Uma reação alérgica ocorre geralmente nos minutos seguintes até duas horas depois do consumo do alimento. Os sintomas de uma alergia podem surgir na forma de distúrbios gastrointestinais como cólicas, diarreia, náuseas, vómitos e/ou flatulência. Podem ainda manifestar-se com o aparecimento de urticária, dermatite atópica, eczema, inchaço, asma ou rinite, edema nos lábios, língua ou glote, ou, nos casos mais graves, num choque anafilático que pode implicar risco de morte.

É essencial fazer testes para identificar possíveis intolerâncias ou alergias?
Não. Ambas as técnicas, através de análises ao sangue ou pequenas incisões na pele, podem originar falsos positivos. Para um diagnóstico seguro há que registar eventuais reações aquando o consumo de certos alimentos, e posteriormente confirmar as suspeitas através de testes médicos.

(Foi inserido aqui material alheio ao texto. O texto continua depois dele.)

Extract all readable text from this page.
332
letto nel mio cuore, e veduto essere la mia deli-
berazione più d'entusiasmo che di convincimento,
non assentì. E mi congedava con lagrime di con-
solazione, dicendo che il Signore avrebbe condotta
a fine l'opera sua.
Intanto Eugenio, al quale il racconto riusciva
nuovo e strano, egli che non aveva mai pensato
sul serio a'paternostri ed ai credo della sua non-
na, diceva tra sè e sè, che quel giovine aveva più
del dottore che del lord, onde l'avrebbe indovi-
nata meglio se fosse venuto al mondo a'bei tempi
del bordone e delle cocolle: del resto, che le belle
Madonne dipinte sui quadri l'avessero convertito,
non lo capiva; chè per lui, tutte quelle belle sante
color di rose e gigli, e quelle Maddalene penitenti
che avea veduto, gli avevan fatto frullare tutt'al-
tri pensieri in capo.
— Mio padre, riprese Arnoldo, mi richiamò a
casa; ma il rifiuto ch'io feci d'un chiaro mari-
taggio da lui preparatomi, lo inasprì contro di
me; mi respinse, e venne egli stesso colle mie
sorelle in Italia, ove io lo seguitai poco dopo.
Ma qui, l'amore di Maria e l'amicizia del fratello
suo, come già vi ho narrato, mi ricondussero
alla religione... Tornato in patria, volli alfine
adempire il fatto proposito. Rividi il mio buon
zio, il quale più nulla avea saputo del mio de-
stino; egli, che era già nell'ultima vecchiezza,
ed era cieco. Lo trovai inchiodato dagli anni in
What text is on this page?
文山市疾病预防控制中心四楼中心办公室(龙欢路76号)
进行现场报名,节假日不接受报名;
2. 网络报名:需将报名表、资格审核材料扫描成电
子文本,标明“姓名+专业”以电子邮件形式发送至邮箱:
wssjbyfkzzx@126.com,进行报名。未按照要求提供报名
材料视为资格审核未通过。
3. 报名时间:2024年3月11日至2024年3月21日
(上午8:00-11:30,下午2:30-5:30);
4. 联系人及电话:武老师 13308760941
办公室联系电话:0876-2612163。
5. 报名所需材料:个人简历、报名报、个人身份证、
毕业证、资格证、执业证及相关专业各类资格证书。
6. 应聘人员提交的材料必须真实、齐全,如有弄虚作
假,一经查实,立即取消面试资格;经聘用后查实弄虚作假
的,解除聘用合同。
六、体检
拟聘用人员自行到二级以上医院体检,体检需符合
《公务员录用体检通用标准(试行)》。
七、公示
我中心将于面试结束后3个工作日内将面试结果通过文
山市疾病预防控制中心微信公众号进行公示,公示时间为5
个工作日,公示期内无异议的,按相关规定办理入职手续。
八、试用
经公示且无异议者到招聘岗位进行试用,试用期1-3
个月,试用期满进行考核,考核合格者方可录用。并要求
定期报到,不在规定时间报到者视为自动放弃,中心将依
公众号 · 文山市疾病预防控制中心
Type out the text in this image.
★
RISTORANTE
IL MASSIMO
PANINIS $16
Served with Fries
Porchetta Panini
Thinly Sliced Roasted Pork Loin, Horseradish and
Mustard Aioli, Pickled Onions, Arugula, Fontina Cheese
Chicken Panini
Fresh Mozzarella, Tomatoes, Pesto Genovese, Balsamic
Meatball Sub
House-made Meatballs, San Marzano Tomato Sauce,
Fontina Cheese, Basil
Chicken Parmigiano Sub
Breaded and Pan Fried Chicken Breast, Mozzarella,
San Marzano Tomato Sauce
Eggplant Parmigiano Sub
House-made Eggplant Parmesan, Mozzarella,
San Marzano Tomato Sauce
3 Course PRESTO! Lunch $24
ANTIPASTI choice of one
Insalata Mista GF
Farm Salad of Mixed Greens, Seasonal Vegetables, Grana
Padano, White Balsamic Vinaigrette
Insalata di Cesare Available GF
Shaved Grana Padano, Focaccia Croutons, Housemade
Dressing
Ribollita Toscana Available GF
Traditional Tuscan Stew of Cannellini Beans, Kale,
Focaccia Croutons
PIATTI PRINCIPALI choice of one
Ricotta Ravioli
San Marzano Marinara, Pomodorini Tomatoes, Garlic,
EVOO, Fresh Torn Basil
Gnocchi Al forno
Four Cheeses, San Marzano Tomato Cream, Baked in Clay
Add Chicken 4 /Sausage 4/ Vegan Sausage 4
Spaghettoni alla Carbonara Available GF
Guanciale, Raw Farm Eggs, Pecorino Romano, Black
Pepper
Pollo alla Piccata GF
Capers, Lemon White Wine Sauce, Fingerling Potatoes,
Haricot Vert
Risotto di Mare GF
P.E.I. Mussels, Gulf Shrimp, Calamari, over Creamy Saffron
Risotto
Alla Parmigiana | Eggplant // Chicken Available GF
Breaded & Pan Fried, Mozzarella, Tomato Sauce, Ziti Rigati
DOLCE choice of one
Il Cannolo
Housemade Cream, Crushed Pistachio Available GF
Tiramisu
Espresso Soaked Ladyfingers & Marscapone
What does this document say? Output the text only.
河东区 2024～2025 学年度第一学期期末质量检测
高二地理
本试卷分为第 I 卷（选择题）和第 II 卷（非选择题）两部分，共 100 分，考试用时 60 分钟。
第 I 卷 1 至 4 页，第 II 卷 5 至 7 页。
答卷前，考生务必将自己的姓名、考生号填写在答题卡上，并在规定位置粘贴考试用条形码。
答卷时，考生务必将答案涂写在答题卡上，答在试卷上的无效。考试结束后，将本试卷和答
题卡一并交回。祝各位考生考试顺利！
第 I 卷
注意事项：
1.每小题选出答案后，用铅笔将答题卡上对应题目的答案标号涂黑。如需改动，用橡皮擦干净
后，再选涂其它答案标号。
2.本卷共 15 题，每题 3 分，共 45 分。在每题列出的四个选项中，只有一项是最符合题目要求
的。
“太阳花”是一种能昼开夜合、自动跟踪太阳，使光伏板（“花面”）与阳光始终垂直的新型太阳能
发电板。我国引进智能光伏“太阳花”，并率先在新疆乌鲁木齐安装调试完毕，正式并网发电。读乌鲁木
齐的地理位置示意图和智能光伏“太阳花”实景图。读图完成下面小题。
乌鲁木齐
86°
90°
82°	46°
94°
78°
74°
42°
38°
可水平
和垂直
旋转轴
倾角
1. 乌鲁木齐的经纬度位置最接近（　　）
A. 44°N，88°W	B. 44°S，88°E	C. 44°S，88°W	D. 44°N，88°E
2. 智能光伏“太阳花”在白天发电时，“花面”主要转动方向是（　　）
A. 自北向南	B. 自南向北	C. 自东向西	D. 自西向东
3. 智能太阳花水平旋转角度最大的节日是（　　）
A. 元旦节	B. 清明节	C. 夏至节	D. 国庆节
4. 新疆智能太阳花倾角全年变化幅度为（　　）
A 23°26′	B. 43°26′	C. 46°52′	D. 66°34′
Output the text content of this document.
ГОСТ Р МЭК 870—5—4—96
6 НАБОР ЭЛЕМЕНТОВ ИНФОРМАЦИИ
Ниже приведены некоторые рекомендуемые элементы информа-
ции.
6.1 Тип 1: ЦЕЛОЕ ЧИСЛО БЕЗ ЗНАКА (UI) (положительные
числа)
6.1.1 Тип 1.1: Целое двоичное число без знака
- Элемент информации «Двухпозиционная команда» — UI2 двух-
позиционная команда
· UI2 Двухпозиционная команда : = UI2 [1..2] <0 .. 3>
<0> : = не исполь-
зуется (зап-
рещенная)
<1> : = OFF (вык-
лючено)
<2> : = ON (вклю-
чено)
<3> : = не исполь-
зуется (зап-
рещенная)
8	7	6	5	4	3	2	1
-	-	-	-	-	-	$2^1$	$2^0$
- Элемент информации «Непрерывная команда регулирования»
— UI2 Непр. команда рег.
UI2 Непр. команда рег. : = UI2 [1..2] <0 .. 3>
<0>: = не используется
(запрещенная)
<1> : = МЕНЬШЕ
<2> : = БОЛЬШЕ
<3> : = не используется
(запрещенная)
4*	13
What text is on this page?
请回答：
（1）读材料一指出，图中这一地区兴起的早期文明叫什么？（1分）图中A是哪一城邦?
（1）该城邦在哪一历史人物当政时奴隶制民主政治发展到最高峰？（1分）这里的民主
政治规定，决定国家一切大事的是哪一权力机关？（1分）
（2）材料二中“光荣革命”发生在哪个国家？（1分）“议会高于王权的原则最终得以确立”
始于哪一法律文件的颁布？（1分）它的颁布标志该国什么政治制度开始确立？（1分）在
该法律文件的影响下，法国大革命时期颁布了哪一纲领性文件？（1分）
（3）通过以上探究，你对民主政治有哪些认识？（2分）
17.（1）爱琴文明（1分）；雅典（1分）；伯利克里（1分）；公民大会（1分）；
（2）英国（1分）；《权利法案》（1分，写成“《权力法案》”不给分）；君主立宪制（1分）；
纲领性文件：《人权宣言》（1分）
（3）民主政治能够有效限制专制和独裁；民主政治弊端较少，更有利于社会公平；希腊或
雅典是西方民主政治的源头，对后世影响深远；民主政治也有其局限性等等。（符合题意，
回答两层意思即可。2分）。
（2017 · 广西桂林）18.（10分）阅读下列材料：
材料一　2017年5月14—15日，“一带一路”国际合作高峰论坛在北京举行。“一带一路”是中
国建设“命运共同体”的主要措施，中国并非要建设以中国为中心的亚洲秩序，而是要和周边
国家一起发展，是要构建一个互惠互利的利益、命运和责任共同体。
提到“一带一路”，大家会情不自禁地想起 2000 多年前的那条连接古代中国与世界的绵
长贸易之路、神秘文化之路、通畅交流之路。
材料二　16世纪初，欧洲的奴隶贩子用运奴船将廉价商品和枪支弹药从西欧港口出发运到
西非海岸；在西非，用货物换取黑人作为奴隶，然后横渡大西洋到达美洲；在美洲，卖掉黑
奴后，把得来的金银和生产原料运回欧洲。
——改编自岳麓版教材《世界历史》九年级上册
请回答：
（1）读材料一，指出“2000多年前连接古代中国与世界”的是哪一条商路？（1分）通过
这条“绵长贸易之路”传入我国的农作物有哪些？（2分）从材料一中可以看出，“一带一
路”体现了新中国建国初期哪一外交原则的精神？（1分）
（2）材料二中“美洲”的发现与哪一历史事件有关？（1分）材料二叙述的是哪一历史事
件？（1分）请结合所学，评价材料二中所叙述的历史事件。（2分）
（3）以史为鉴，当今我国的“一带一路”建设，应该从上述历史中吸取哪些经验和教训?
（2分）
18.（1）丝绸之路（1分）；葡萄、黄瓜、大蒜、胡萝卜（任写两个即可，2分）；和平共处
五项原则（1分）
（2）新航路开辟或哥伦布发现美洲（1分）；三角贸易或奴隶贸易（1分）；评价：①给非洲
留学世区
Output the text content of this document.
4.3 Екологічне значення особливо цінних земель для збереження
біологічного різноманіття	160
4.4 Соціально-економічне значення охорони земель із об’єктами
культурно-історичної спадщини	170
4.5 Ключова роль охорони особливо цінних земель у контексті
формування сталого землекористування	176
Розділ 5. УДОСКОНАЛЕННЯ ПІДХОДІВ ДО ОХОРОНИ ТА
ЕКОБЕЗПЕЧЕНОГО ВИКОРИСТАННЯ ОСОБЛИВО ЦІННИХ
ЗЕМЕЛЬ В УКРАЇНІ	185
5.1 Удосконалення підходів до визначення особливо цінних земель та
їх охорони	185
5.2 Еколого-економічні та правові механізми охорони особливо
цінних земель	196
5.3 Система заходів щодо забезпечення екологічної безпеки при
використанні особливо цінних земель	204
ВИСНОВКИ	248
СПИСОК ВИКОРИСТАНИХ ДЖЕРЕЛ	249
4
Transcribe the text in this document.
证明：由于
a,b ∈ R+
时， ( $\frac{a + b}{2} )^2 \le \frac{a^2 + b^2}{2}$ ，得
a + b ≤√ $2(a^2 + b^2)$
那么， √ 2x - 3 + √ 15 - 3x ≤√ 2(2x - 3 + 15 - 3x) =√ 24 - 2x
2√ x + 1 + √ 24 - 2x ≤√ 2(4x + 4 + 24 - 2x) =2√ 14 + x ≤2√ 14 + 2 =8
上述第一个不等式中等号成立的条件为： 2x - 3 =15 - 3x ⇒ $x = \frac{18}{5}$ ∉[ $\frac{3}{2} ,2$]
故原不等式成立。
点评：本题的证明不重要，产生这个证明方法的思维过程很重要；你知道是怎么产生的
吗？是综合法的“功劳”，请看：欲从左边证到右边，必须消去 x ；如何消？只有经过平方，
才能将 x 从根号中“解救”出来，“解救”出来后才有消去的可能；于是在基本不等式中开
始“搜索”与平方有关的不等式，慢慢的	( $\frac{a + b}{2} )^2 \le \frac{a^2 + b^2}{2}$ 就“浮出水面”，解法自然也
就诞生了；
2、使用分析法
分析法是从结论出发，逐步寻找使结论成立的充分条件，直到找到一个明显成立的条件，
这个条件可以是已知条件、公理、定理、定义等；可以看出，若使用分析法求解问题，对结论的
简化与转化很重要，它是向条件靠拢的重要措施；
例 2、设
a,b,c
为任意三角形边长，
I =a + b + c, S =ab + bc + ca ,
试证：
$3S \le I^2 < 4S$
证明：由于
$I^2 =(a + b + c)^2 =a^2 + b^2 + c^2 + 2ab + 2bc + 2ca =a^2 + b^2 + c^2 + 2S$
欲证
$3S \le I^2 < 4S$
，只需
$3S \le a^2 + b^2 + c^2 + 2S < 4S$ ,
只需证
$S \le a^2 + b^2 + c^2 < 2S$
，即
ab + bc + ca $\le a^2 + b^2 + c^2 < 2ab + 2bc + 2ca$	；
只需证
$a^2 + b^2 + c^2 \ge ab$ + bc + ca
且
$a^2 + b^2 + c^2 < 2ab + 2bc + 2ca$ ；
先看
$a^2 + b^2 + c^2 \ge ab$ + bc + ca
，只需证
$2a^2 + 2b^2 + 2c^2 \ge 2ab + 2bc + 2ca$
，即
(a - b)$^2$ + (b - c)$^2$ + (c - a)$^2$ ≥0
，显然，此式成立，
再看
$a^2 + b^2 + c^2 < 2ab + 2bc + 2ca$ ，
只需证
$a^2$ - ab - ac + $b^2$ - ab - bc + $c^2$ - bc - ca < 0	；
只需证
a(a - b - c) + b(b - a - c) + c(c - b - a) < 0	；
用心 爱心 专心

O que posso fazer para as prevenir?
A única coisa a fazer quando são detetadas intolerâncias ou alergias alimentares é evitar a substância ou alimento em questão, lendo atentamente os rótulos dos produtos para identificar potenciais “ameaças”. No caso de grávidas com historial significativo de alergias alimentares na família, é aconselhado que se evite o consumo de leite, ovos e amendoins nos últimos três meses de gestação e durante a amamentação. Está também provado que nestes casos a melhor forma de prevenção de alergias alimentares no bebé é a amamentação exclusiva nos primeiros quatro a seis meses de vida.

Que alimentos podem ajudar?
Os probióticos têm dado provas do seu potencial em melhorar os sintomas de alergias ou intolerâncias. Estes podem ser encontrados em alimentos como o iogurte, o kefir ou a sopa miso.

É aconselhada a toma de suplementos?
Não necessariamente, mas alguns suplementos podem ajudar a reduzir os sintomas, o que em certos casos pode diminuir o desconforto. A vitamina C é um comum suplemento antialérgico que ajuda a estabilizar os mastócitos (células que participam da reação inflamatória), para que tenham menos tendência à libertação de histamina. Na intolerância à lactose, um suplemento de lactase fornece a enzima adequada para a digestão deste açúcar, e consequentemente evita a distensão abdominal e a flatulência.

As intolerâncias ou alergias alimentares podem desaparecer? Porquê?
Uma intolerância à lactose não irá desaparecer com a idade. No entanto, no que diz respeito a esta e outras intolerâncias, a total eliminação do alergénio pode ajudar o organismo a criar resistência. Assim, uma pequena porção do alimento pode ser tolerada, porém a sua reintrodução regular na alimentação pode levar a que os sintomas retornem (isto pode variar de pessoa para pessoa).
Quanto às alergias, as crianças mais pequenas poderão ter a capacidade de as contornar, ou mesmo eliminar. Com o auxílio de um alergologista, a criança pode realizar novos testes a cada um/dois anos para perceber se as alergias à proteína do leite, soja e trigo desapareceram ao longo do crescimento, e a cada dois/três anos para detetar a permanência da alergia à proteína do ovo. Crianças mais velhas e adultos podem perder a sensibilidade ao alimento alergénio caso este seja identificado e completamente eliminado da dieta; contudo, a alergia às nozes, amendoins, peixe ou marisco raramente desaparece. São ainda desconhecidos os motivos que justificam este tipo de alterações: alguns especialistas afirmam que o indivíduo pode muito simplesmente habituar-se ao alimento alergénio, e assim diminuir a sensibilidade e o nível de resposta do sistema imunitário. As reações alérgicas podem ainda assim reaparecer depois de anos sem se manifestarem – as razões para isto são também desconhecidas.